One reason more Hispanics have hesitated to sign up for health insurance under the ACA may be due to a lack of awareness, despite the fact that eight out of every 10 uninsured Latinos qualifies for Medicaid, the Children’s Health Insurance Program (CHIP) or tax credits to help pay for insurance premiums on the ACA’s marketplaces, according to a 2014 HHS study.

When the exchanges opened last year, for example, CuidadoDeSalud.gov, the Spanish-language version of the federal health insurance exchanges website, was buggy and wasn’t immediately equipped for users to sign up online.

Additionally, there was a deficit of culturally specific outreach to Latinos, including not enough Spanish-speaking navigators to help Latinos, who tend to prefer signing up for insurance in person, according to Steven Lopez, manager for the health policy project at the National Council for La Raza.

“It wasn’t the most ideal implementation strategy in terms of their Latino campaign,” said Lopez of last year’s sign-up efforts.  But he was quick to add that the Obama administration has “made concerted efforts since the close of the first enrollment period to figure out where improvements need to be made,” including making sure more in-person assistance is available to help people sign up and that those staffers are culturally and linguistically trained to help Latinos.

Both La Raza and the National Alliance say they are partnering with Spanish-language broadcasters such as Univision on PSAs and with community-based organizations across the country to help with enrollment.

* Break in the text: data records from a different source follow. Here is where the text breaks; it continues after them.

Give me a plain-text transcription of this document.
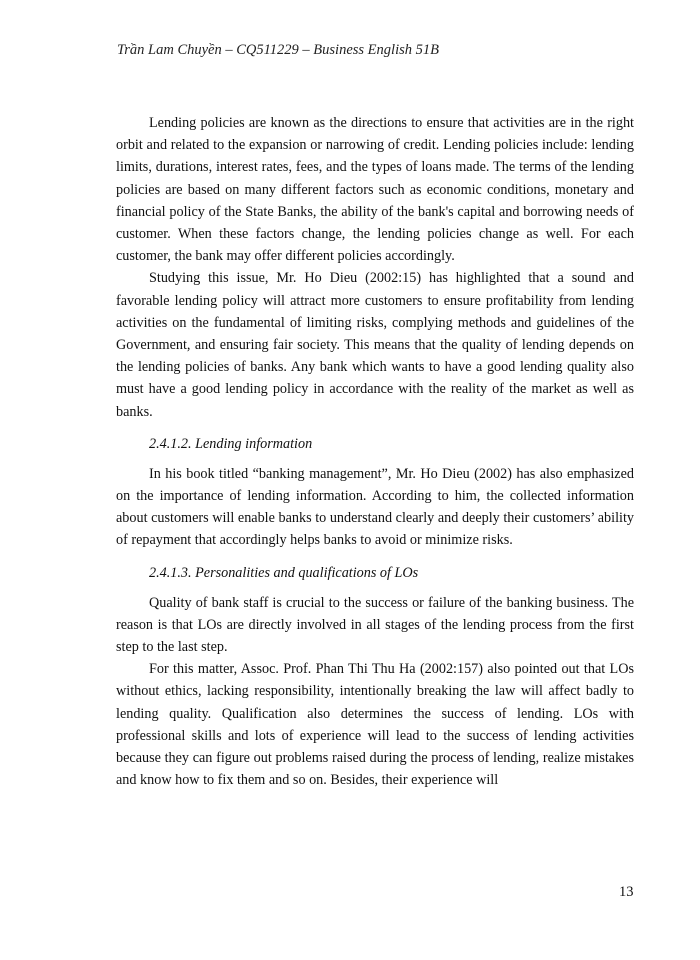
Trần Lam Chuyền – CQ511229 – Business English 51B

Lending policies are known as the directions to ensure that activities are in the right orbit and related to the expansion or narrowing of credit. Lending policies include: lending limits, durations, interest rates, fees, and the types of loans made. The terms of the lending policies are based on many different factors such as economic conditions, monetary and financial policy of the State Banks, the ability of the bank's capital and borrowing needs of customer. When these factors change, the lending policies change as well. For each customer, the bank may offer different policies accordingly.

Studying this issue, Mr. Ho Dieu (2002:15) has highlighted that a sound and favorable lending policy will attract more customers to ensure profitability from lending activities on the fundamental of limiting risks, complying methods and guidelines of the Government, and ensuring fair society. This means that the quality of lending depends on the lending policies of banks. Any bank which wants to have a good lending quality also must have a good lending policy in accordance with the reality of the market as well as banks.

2.4.1.2. Lending information

In his book titled “banking management”, Mr. Ho Dieu (2002) has also emphasized on the importance of lending information. According to him, the collected information about customers will enable banks to understand clearly and deeply their customers’ ability of repayment that accordingly helps banks to avoid or minimize risks.

2.4.1.3. Personalities and qualifications of LOs

Quality of bank staff is crucial to the success or failure of the banking business. The reason is that LOs are directly involved in all stages of the lending process from the first step to the last step.

For this matter, Assoc. Prof. Phan Thi Thu Ha (2002:157) also pointed out that LOs without ethics, lacking responsibility, intentionally breaking the law will affect badly to lending quality. Qualification also determines the success of lending. LOs with professional skills and lots of experience will lead to the success of lending activities because they can figure out problems raised during the process of lending, realize mistakes and know how to fix them and so on. Besides, their experience will

13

In California, which ran its own insurance exchange, Covered California made a concerted push to enroll Latinos from the state’s vast Spanish-speaking population during the final month of the first open-enrollment period. And it paid off — Hispanics ultimately accounted for 28 percent of the 3 million total enrollees. This year the state has invested in an increased presence of in-person assistance, perhaps in a nod to the Latino population.

Barriers to entry

But in other states that have resisted the ACA, the more difficult barrier in both enrollment seasons has been Medicaid expansion — or rather, the lack of it. In the 21 states that have decided not to accept federal funding to expand Medicaid, low-income uninsured people who would have been newly Medicaid-eligible under the government’s expanded rules are out of luck.

Texas and Florida, for example, have vehemently opposed the ACA and opted not to accept federal funding for Medicaid expansion, shutting out nearly a million low-income Latinos from Medicaid coverage, according to Lopez.

That has left community-based organizations, hospitals, health care advocates and local government officials to shoulder much of the burden of outreach and enrollment efforts, he said.

“It’s unfortunate that some of these states with the highest number of uninsured individuals didn’t take the opportunity to invest the funds back into the health of their residents,” Lopez said in reference to those states that opted not to expand Medicaid.

Immigration status has been another barrier. Many Hispanics from mixed-immigration-status families they worry that by signing up for insurance they will expose family members to deportation. And parents with children who were born in the U.S. may be reluctant to sign their children up for coverage because of their own undocumented status.

While Immigrations and Customs Enforcement (ICE) clarified in 2013 that people signing up for health insurance under the ACA would not be targeted for their relatives’ immigration status, there is still a lot of fear, Delgado said.

Delgado also worries about young immigrants who have been granted work authorization and a renewable two-year deferral on deportation through DACA, Deferred Action for Childhood Arrivals. The health care law says that all immigrants considered “lawfully present” in the U.S. are eligible to sign up for insurance under the ACA, but the administration clarified in 2012 that DACA immigrants are not included.

“Which doesn’t make sense,” said Delgado. “You want those young, healthy people to buy insurance. The more people who buy insurance, the more it saves everyone else.”